Linda Hight, spokeswoman for Scientology, told me last night that the contract is self-explanatory.
"I'm sure you know the English language," she said, "and you know what it means."
She described psychiatry as "barbaric, harmful, and fraudulent."
"The contract is drawn up," Hight added, "for those who wish [to use it]."
You might think that Mary J. Blige or Hilary Duff would be the big stories on the charts this week because they finished at Nos. 1 and 2.
But the really big story is Warren Zevon, who sold about 38,000 copies of what will likely be his last recording, "The Wind." Zevon's previous album sold 7,000 copies in its first week, so that should tell you something.

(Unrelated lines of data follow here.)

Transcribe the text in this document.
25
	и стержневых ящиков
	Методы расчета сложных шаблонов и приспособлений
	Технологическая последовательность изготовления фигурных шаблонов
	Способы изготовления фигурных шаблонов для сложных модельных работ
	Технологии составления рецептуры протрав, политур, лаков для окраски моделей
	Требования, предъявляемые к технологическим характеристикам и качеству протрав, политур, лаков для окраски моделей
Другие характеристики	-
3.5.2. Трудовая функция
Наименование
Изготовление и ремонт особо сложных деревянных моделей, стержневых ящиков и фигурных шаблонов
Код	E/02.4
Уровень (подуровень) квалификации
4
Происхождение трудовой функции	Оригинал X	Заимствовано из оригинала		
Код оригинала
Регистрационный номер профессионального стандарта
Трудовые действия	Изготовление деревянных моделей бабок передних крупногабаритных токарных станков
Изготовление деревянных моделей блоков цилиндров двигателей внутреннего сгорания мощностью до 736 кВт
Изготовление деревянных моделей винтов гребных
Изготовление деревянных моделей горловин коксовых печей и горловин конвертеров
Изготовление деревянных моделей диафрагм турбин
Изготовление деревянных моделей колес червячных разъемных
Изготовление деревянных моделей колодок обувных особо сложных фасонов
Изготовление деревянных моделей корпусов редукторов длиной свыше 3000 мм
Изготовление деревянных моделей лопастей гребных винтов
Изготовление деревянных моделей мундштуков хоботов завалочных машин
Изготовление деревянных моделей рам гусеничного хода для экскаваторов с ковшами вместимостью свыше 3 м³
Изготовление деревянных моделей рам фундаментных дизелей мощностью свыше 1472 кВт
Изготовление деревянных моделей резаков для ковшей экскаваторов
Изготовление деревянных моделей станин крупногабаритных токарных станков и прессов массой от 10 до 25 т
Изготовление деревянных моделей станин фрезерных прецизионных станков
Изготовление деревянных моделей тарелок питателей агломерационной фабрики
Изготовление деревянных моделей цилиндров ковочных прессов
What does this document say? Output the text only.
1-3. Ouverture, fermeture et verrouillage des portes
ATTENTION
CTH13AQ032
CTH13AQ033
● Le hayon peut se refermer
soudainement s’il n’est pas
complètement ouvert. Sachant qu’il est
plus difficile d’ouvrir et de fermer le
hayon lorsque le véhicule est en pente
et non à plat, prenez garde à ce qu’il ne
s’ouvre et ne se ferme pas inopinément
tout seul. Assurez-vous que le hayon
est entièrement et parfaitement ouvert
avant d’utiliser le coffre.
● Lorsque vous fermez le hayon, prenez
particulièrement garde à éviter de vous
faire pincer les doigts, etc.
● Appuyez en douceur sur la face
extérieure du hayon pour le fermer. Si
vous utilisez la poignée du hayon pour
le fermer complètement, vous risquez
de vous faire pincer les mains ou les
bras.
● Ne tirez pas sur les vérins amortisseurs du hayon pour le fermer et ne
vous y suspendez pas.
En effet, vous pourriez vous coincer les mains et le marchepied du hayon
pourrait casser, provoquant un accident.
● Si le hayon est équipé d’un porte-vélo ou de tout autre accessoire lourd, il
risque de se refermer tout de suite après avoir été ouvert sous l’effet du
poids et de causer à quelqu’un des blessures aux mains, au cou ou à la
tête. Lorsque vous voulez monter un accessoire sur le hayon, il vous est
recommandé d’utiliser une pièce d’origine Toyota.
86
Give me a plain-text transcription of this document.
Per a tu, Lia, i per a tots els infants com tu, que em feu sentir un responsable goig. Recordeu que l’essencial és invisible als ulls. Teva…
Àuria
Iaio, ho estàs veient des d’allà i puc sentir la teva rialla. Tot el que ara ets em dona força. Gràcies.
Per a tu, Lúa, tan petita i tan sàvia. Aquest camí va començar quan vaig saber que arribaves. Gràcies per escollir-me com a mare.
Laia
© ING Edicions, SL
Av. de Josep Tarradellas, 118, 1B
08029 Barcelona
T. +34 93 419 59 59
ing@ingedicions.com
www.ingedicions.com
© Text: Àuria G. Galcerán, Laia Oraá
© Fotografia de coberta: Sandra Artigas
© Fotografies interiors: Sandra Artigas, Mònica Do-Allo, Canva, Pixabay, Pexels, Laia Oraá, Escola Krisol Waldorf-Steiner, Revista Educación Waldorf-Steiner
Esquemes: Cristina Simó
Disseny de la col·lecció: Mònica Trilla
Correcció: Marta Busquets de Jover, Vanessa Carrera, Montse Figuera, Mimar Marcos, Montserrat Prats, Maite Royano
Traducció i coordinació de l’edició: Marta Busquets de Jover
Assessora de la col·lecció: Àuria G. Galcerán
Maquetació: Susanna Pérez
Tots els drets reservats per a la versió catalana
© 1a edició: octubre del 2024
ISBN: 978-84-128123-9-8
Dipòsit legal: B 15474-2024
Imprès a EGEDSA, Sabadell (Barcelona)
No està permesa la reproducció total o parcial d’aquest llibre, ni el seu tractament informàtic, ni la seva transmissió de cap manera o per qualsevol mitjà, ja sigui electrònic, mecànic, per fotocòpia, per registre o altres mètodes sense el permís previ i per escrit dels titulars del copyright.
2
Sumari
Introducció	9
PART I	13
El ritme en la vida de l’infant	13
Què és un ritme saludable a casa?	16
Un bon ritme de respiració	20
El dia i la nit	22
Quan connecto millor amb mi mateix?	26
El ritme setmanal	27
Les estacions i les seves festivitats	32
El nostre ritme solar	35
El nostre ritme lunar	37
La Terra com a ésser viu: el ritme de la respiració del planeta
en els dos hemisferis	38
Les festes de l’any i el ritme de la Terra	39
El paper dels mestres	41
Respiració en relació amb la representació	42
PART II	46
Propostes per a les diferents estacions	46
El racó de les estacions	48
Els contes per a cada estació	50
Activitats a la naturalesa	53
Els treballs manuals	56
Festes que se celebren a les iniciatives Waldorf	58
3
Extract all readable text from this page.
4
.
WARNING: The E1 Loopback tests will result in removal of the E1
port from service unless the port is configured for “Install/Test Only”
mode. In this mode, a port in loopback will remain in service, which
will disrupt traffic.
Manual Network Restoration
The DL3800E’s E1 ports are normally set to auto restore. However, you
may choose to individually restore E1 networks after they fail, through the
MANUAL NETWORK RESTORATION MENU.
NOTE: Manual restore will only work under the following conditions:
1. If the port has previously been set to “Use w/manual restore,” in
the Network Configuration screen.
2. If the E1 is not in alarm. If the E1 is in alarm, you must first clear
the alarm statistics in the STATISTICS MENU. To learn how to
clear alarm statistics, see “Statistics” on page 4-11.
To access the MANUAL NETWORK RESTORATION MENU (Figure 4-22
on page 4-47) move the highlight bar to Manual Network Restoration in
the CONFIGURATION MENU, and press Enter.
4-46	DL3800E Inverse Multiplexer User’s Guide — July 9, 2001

But "The Wind," if you don't know or you've been living under a rock, is Zevon's farewell project. He has a rare form of lung cancer and was given only a few months to live when he was diagnosed last year.
The fact that he's still alive is a testament to his own strong will because Zevon has lived his life pretty much according to the lyrics of his famous song "I'll Sleep When I'm Dead."
I first heard of Warren Zevon back around 1975 when Linda Ronstadt and Jackson Browne became professionally linked to him.
Ronstadt, who never gets enough credit for having launched countless songwriters, recorded a couple of Zevon classics. Browne produced Zevon's classic self-titled second album, which included "Poor Pitiful Me," "Carmelita," "I'll Sleep When I'm Dead," "Hasten Down the Wind," "Mohammed's Radio," and my favorite, "Desperadoes Under the Eaves."
Two years later, Zevon broke through with the song "Werewolves of London," which as much as it provided perennial income was also a curse.
Flukey novelty hits can douse even the most serious recording career. Just look at how "Short People" negated Randy Newman's entire previous catalogue, at least for the public. It didn't help that Zevon sounded like Newman channeling Hunter S. Thompson.
I remember seeing Zevon perform in Boston circa 1978, completely out of his mind, just looking for a chandelier to hang from. He wound up releasing two more great albums and then sitting out most of the 1980s. When he returned, his audience was gone and Zevon was covering Prince's "Raspberry Beret."
It's not exactly groundbreaking of me to say "The Wind" is a masterwork. I confess I put off listening to the advance CD because I thought it would be maudlin. But once Frank DiGiacomo wrote his excellent piece in The New York Observer, I figured I'd give it a try.
The minute I heard him sing the line "I'm sprawled across the davenport of despair," I knew that was it. Zevon is back. And that's the saddest part of it. He's just back long enough to say goodbye.
"The Wind" probably won't get any Grammys (just throw it in with Steely Dan, Macy Gray, and a few other albums by adults ignored by radio this year) or sell a lot more than a hundred thousand copies altogether.
Even though VH1 has done a documentary about it, we all know that the music world is commandeered by the junk we saw last week on MTV's Video Music Awards.
Still, it's nice to know that "The Wind" had an impact on its first week out, and that like all of Warren Zevon's work, it will last far beyond his imminent departure.
In Tuesday's Fox411, I reported that Gigi Goyette, who claims to have had an affair with Arnold Schwarzenegger, said the actor-turned-politician fired her from his company and has refused to speak with her ever since. The company, World Gym, denies this, saying she was not fired, and that Schwarzenegger was not an official with the firm and did not have the authority to fire her.